Die Zeiten mit Zigi waren Evi heilig, die wenigen Wochen, in denen er in ihrem Bett schlief und an ihrem Tisch aß, wenn sie vorgeben konnte, sie seien eine Familie wie jede andere. Evi zog sich zurück, sobald Zigi Haus und Garten mit ihnen teilte, und sie blieb stiller, als wolle sie mit den verfügbaren Sätzen haushalten und Zigis Aufmerksamkeit nicht zerstreuen, als dürfe sie Aja und Zigi nichts von ihrer Zeit rauben, aus der Aja so viel mitnehmen musste, damit es für ein Jahr reichen würde.

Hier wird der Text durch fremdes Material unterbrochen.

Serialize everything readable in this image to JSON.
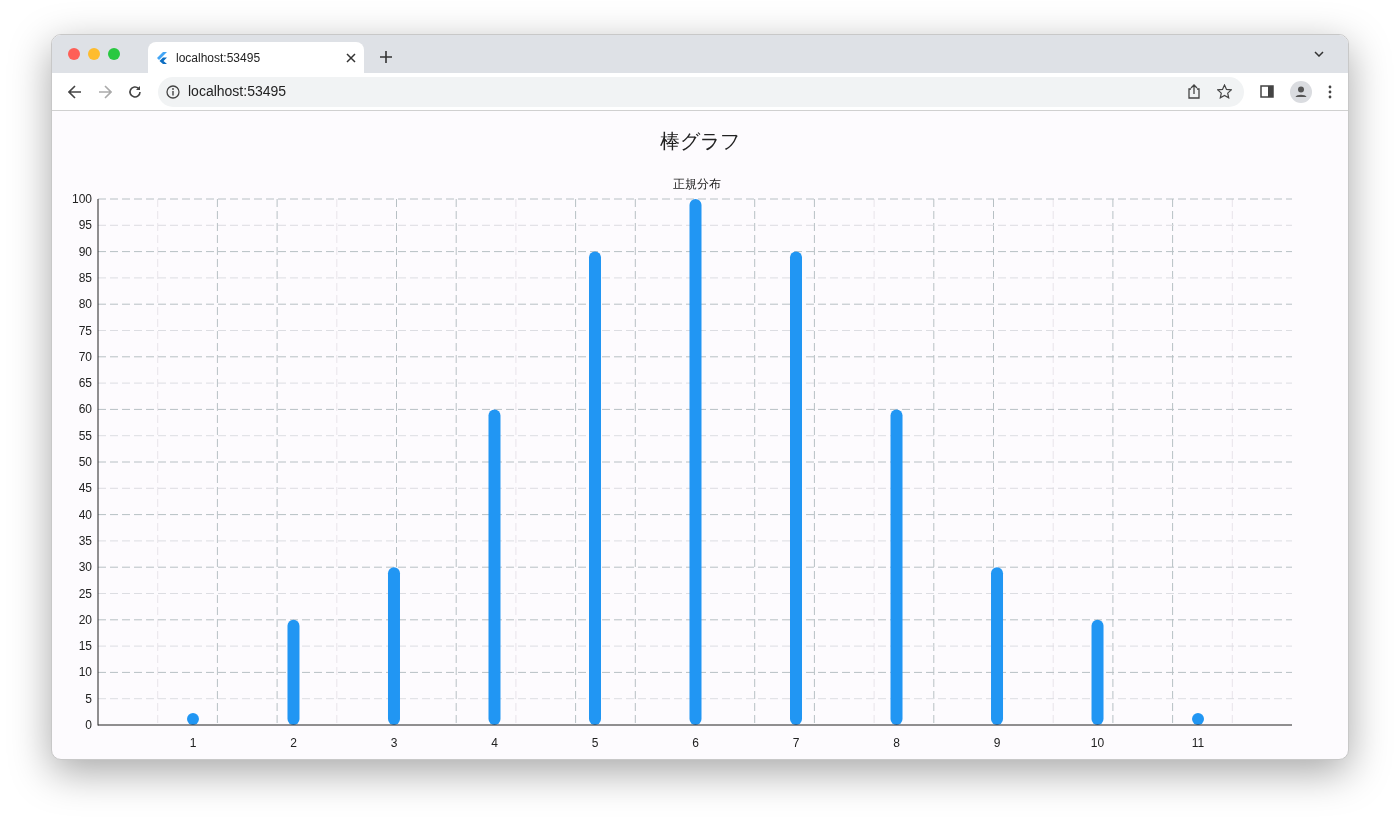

Wenn ich am Zaun entlanglief, sah ich Evi unter tiefhängenden Zweigen an einen Baum gelehnt, die Hände vor dem Bauch gefaltet, als wolle sie sich verstecken und habe keinen besseren Platz dafür gefunden. Sie glaubte, erst wenn Aja abends auf Zigis Schoß eingeschlafen sei und ihr Kopf auf seiner Brust liege, dürfe sie selbst anfangen, mit ihm zu reden, jedenfalls sagte sie es so, nur in den Stunden am späten Abend und in der Nacht, als könnten Zigi und sie erst dann zueinanderfinden und als gehöre er sonst allein Aja.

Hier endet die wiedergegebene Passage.